Conséquence de l'épisode de grippe aviaire à l'hiver et au printemps dernier, la production de foie gras devrait reculer d'environ 30% en 2022.

À Noël, le foie gras risque de manquer sur certaines tables. La grippe aviaire a durement touché les élevages d'oies et de canards à l'hiver et au printemps dernier, nécessitant l'abattage de millions d'oiseaux pour endiguer la propagation de l'épizootie. La situation s'est stabilisée, bien que l'on surveille de près une éventuelle résurgence à l'automne, mais la filière tourne encore au ralenti.

Le redémarrage de la production a été freiné par le passage de la maladie dans les Pays-de-la-Loire, une région où naissent les deux tiers des oiseaux destinés à l'élevage.

La production de foie gras "sera en repli d'environ 30% en 2022", confirme Marie-Pierre Pé, directrice générale du Cifog, l'interprofession du foie gras. "Les élevages sont encore en sous-capacité", précise-t-elle.

"Nous n'arrivons pas à obtenir les volumes nécessaires", corrobore Patricia Houdebert, directrice de la communication de Feyel. L'entreprise alsacienne travaille avec différents fournisseurs de foie pour fabriquer ses produits (en France pour le canard et en Hongrie pour l'oie), lui permettant de rebondir en cas d'assèchement d'une source, mais "toute l'Europe a été touchée cette année", souligne-t-elle. Feyel, qui devrait couper certaines lignes de production pour se concentrer sur les produits les plus demandés, table sur une baisse de 20 à 25% de ses volumes sur la fin d'année.

Plus rare et plus cher

Si le foie gras mi-cuit et celui en conserve, préparés longtemps à l'avance, ne devraient pas s'absenter des supermarchés et des épiceries, ce sont surtout les volumes des productions fraîches qui interrogent. Ces dernières sont fabriquées peu de temps avant les fêtes. "Ce qui est sûr, c'est qu'il vaut mieux anticiper ses achats", conseille Marie-Pierre Pé. "Entre le 15 et le 25 décembre, il sera difficile d'avoir du foie gras", estime-t-elle. Une période cruciale pour la filière, qui réalise la majeure partie de ses ventes sur les dernières semaines de l'année.

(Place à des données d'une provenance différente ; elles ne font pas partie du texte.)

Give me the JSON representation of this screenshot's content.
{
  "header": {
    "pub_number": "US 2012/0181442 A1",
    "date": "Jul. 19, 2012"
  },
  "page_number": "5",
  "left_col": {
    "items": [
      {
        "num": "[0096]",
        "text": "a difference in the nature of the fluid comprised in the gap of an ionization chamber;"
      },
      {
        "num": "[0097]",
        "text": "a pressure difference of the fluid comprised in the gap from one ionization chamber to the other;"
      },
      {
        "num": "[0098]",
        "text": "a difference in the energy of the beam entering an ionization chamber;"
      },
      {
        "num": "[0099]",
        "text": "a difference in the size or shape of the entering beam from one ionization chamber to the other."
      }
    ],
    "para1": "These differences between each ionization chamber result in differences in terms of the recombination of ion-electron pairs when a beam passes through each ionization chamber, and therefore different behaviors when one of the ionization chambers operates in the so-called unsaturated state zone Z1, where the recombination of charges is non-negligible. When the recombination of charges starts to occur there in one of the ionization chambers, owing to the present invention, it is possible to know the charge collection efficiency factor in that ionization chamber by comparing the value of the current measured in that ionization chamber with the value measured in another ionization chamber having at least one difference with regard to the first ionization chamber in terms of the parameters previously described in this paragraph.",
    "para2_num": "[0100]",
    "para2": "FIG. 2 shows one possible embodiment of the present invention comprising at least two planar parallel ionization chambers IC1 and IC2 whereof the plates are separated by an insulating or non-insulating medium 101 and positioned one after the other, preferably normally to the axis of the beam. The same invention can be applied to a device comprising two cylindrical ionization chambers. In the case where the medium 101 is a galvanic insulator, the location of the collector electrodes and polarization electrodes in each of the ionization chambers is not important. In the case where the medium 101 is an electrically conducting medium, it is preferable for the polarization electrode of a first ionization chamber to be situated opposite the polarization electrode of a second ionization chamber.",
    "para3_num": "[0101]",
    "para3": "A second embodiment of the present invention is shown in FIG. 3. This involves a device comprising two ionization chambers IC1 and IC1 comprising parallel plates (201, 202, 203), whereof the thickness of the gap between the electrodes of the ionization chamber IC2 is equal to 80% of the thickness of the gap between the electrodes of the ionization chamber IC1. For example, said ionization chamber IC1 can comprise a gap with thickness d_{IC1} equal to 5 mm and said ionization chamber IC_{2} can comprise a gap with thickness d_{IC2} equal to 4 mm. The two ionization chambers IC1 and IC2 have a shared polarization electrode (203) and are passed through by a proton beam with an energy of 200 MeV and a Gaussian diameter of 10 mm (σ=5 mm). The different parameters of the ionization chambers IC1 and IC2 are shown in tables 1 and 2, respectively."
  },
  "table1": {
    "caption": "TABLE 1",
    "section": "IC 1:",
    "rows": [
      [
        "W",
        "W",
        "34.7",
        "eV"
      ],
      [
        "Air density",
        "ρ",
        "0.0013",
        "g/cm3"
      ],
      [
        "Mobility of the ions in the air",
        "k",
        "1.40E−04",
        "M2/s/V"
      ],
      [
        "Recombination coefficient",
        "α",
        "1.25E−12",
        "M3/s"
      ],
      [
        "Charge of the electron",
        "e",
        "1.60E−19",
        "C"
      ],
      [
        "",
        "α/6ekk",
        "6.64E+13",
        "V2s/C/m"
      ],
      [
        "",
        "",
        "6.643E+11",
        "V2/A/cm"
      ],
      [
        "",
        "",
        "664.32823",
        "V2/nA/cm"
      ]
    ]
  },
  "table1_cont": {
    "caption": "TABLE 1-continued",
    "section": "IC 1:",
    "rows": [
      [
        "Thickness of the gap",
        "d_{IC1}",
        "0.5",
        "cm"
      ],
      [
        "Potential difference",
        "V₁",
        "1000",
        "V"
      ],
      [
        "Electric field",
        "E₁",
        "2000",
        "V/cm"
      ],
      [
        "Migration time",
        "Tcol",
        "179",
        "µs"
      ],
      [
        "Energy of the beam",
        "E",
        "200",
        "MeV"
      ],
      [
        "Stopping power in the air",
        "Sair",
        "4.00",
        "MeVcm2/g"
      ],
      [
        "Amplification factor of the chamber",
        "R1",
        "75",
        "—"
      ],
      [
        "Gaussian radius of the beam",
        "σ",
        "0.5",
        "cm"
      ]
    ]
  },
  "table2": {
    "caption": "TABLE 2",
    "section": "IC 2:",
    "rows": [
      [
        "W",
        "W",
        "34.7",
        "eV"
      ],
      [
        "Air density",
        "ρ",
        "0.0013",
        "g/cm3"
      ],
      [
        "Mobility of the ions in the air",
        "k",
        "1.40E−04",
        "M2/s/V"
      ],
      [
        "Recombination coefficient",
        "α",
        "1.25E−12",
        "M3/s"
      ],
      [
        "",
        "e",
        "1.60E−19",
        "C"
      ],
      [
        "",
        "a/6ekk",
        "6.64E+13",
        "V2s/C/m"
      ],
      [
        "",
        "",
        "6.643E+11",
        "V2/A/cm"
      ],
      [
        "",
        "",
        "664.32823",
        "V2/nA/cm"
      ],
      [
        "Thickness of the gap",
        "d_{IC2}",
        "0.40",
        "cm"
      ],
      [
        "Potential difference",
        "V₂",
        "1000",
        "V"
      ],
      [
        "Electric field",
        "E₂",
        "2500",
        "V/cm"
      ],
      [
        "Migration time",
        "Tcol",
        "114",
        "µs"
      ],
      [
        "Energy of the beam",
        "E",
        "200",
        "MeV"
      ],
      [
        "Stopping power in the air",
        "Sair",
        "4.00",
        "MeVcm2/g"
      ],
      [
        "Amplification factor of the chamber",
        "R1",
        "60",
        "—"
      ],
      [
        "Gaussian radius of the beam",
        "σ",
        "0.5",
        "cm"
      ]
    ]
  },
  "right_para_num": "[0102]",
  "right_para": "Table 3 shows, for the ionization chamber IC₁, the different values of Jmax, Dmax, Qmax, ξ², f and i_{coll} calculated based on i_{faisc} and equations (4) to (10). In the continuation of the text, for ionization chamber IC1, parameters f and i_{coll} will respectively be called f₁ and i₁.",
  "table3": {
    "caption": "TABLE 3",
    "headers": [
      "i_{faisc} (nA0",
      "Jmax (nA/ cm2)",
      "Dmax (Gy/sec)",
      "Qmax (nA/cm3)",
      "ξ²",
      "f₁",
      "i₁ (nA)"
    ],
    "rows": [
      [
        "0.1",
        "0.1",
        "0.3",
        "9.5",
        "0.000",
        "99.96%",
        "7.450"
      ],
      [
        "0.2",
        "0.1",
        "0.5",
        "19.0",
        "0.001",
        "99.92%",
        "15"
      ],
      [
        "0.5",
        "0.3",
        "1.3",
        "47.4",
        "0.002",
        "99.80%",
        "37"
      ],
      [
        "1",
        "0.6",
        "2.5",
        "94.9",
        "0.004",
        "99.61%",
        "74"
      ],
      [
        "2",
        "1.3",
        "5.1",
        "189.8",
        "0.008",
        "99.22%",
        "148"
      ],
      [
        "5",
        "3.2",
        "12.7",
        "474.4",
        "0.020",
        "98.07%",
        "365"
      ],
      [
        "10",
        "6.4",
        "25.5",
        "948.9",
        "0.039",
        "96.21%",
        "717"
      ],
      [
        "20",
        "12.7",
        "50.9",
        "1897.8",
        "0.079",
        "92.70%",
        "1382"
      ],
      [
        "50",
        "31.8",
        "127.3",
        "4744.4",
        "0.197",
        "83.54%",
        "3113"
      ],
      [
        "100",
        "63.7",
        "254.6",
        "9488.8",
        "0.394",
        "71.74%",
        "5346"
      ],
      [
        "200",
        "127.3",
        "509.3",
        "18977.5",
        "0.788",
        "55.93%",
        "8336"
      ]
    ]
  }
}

Le foie gras sera plus rare, et aussi un peu plus cher. Même si l'on parvient à trouver le produit que l'on souhaite, le montant sera probablement plus élevé sur le ticket de caisse au moment des courses de Noël ou du Nouvel an. Du fait de la rareté de l'offre par rapport à la demande, mais aussi en raison de la flambée des coûts de production pour toute la filière. Comme ailleurs, éleveurs et transformateurs n'y échappent pas; outre l'énergie, c'est notamment la forte augmentation du prix de l'alimentation animale qui pèse sur la facture.